With all the cuts, can the Defense Department meet the mission, and which contractors will be feeling the bite? We ask defense contracting expert, Jim McAleese.

By Suzanne Kubota
Senior Internet Editor
FederalNewsRadio.com

Defense Secretary Robert Gates said Monday that the Pentagon’s proposed FY 2012 budget would preserve the military’s fighting strength.

Jim McAleese, defense contracting expert and founder of McAleese and Associates, told Federal News Radio in a “remarkably short and sweet” briefing, Secretary Gates “delivered a message to the Congress that said DoD had asked for $21 billion dollars of growth in 2011 over 2010, and that he expected to receive effectively half of that. In other words, he laid down the guantlet of saying the troops need $540 billion in the base budget in 2011 to not endanger the mission.”
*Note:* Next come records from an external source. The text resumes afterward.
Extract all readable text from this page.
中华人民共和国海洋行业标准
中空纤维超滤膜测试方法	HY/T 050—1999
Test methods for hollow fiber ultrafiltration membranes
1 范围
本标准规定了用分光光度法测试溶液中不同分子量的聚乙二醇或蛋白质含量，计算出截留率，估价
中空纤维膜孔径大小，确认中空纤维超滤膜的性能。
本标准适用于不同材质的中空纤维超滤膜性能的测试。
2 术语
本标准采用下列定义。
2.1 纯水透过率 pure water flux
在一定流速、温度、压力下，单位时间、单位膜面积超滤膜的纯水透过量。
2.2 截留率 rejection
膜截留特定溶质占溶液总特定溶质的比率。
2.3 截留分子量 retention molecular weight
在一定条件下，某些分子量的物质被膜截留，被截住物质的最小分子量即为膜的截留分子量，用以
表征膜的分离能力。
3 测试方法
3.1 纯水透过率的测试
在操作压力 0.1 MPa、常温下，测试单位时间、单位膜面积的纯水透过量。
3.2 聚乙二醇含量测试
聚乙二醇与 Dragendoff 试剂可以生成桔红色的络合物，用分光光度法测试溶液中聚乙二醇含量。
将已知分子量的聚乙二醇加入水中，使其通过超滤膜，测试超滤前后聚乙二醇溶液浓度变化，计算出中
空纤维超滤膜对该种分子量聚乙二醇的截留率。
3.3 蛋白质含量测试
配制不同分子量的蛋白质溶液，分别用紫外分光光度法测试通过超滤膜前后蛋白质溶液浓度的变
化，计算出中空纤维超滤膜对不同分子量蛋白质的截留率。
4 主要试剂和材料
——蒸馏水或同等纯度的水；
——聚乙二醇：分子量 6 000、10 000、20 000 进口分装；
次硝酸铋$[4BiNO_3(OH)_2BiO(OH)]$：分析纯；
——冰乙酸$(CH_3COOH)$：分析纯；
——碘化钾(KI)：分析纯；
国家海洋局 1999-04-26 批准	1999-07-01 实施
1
That would apply to the current continuing resolution.

Under the proposed FY 2012 budget, said McAleese, the big winners were operations and maintenance funding, increasing about $20 billion from FY 2010 through FY 2012.
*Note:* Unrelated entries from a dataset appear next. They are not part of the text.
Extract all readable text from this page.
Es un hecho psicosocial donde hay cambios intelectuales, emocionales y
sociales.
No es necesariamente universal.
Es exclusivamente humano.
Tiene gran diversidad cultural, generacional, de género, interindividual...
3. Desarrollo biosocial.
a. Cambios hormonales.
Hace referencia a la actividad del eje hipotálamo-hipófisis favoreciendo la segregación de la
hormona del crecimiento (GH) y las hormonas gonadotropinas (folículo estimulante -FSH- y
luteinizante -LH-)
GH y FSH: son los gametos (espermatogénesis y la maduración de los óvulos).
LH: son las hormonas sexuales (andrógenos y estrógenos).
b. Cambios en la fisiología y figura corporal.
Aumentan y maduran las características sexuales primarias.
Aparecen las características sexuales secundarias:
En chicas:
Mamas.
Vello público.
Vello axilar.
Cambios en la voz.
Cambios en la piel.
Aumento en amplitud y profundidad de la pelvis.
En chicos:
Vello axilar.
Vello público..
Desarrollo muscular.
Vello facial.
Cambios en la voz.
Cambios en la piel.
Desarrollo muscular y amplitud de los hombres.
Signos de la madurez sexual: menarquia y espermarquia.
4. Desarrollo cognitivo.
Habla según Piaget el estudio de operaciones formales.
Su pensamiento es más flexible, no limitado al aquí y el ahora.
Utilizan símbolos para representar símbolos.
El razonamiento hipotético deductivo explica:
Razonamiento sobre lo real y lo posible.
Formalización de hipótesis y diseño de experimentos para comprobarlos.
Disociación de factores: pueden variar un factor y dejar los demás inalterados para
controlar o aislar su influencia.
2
Procurement, said McAleese, also “did well yesterday. It was a significant winner. It’ll grow from $103 billion dollars in 2010, which is where we’re currently capped at under the CR right now, to $113 billion dollars in 2012. That’s about a $10 billion dollar increase, about a 10 percent increase.”
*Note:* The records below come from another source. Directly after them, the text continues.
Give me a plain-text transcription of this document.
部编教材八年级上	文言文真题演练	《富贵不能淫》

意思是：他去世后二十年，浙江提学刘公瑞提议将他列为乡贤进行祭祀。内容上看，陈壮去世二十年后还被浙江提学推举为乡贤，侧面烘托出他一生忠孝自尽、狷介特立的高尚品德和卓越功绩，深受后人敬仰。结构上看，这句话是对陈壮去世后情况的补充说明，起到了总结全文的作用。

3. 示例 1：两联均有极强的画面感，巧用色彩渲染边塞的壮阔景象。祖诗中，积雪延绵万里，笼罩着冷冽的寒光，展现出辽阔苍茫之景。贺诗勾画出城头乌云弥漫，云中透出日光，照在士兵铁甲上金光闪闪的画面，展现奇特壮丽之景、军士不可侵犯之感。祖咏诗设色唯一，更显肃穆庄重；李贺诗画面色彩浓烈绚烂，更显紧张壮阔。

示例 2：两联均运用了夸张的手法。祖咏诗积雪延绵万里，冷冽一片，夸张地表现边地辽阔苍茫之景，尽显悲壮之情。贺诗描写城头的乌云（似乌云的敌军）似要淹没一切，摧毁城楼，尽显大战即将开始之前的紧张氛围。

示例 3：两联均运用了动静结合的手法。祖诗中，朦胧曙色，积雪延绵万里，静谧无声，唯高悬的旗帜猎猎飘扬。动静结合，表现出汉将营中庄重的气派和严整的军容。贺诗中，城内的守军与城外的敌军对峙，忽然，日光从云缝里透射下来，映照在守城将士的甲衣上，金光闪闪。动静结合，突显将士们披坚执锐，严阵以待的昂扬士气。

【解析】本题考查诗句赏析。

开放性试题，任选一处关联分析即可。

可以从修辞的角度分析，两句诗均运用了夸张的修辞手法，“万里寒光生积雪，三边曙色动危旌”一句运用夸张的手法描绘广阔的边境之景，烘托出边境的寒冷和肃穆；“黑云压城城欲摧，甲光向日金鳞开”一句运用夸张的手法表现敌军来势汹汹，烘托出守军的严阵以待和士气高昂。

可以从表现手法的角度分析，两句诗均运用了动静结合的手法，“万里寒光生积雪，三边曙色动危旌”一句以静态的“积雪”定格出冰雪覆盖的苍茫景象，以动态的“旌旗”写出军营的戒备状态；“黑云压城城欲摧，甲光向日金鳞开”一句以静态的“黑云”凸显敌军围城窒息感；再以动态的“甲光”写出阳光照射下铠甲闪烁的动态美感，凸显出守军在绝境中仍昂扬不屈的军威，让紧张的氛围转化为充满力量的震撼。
On the downside, the “two big bill payers” for Defense are the research and development account and “the MILCON bucket,” military construction.

Looking inside the numbers for the Army, as an example, McAleese told anchor Tom Temin they had requested a budget of $145 billion in the base budget and “they will also receive another $71 billion dollars of OCO (Overseas Contingency Operations) to support Afghanistan. That’ll give them about $221 billion dollars for the year.”

McAleese breaks it down further:

Big winners, yesterday Tom, were aircraft at about $7 billion dollars. Great news for Boeing, great news for Sikorsky. Communication electronics did well at about $5.1 billion dollars yesterday. Tracked combat vehicles improved slightly, not hugely, but good news for General Dynamics. They’ll be building about $800 million worth of Strykers. Profit margins on those will be particularly high, because those particular Stryker vehicles are about $8 million dollars each because they’re packed with sensors – nuclear, biological, chemical sensors.

Losers yesterday for the Army, Tom, were obviously missiles. Big cancellations in SLAMRAAM (surface-launched, medium-range air-to-air missile). MEADS (Medium Extended Air Defense System) was announced yesterday. That program’s going to run out. Not good news for Lockheed. Good news for Raytheon there. And the wheeled tactical vehicles was very disappointed yesterday.

McAleese noted that by taking responsibility to make cuts to the budget, Secretary Gates has “brought tremendous credibility. I think if you’re one of the…any one of the several million servicemen and women that support DOD, I think that’s the kind of leadership that really makes a difference.”